Esse ano, Satoshi se tornou vice-presidente do Comitê Executivo. Como era o Comitê que estava organizando o Evento Hoshigaya, seus membros não precisam participar da corrida. Afinal, eles partiram antes do início da maratona e é esperado que estivessem distribuídos por todo o percurso. Satoshi usava um capacete amarelo e empurrava sua mountain bike de sempre. Olhei para ele pelo canto do olho e disse:

— Tem certeza que não tem problema deixar de lado suas tarefas?

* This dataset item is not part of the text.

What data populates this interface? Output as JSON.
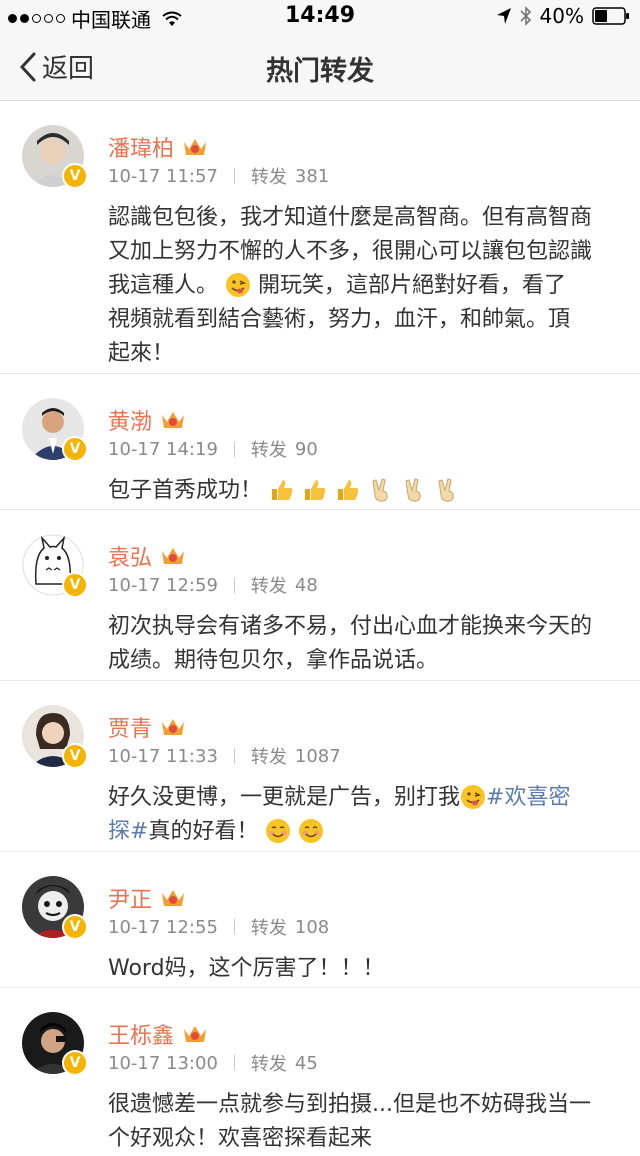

— Tudo bem, tudo bem. Já confirmei que a maratona começou sem nenhum problema e só vou sair daqui quando o último corredor atravessar a linha de chegada.

— Parece cansativo.

Entendo que o Comitê Executivo não precise correr na maratona graças aos seus esforços em supervisionar cada detalhe do Evento Hoshigaya. No entanto, esse cara vai precisar cobrir todo o percurso por cerca de 20 km em sua mountain bike para relatar quaisquer problemas que possam vir a ocorrer.

Satoshi deu de ombros.

— Bem, não é como se eu odiasse pedalar, isso realmente não é algo ruim, mas não precisaria me desgastar tanto se pudesse pelo menos estar com o meu celular.

— E você não pode fazer alguma coisa sobre isso?

— Não é permitido o uso de celulares a nenhum dos estudantes no campus. Mas, na verdade, se alguém se machucar eu poderia usar o celular pra pedir ajuda, não é? Eles precisam seriamente reavaliar suas regras. Sério.

Com isso, ele também lamentou a inflexível estrutura organizacional do Comitê Executivo, mas de repente uma expressão séria pairou sobre ele.

— De qualquer modo, você já tem alguma ideia sobre aquilo?

Como estava caminhando devagar, respondi imediatamente.

— Ainda não.

— Acho que a Mayaka...

Ele começou a falar, mas logo parou. Tinha ideia do que ele pretendia falar, então logo continuei.

— É obvio que ela suspeita de mim.

— Não, não acho que seja esse o caso. Parece que agora ela imagina que não tenha sido você. Foi o que me falaram, mas aparentemente ela disse: “Não acho que o Houtarou tenha feito alguma coisa. Afinal, ele literalmente não fez nada.”

Um sorriso amargo se espalhou em meu rosto. Não somente isso soa definitivamente como algo que Ibara diria, como também é a realidade. Não fiz absolutamente nada ontem.

Entretanto, se é dessa maneira que ela realmente pensa, as coisas podem vir a se tornar um pouco problemáticas.

— Se não fui eu...

— Exatamente — Prosseguiu Satoshi com um suspiro profundo.

Se não fui eu, existe apenas uma única outra pessoa que poderia ter sido o responsável. Comecei a pensar sobre o acontecimento de ontem.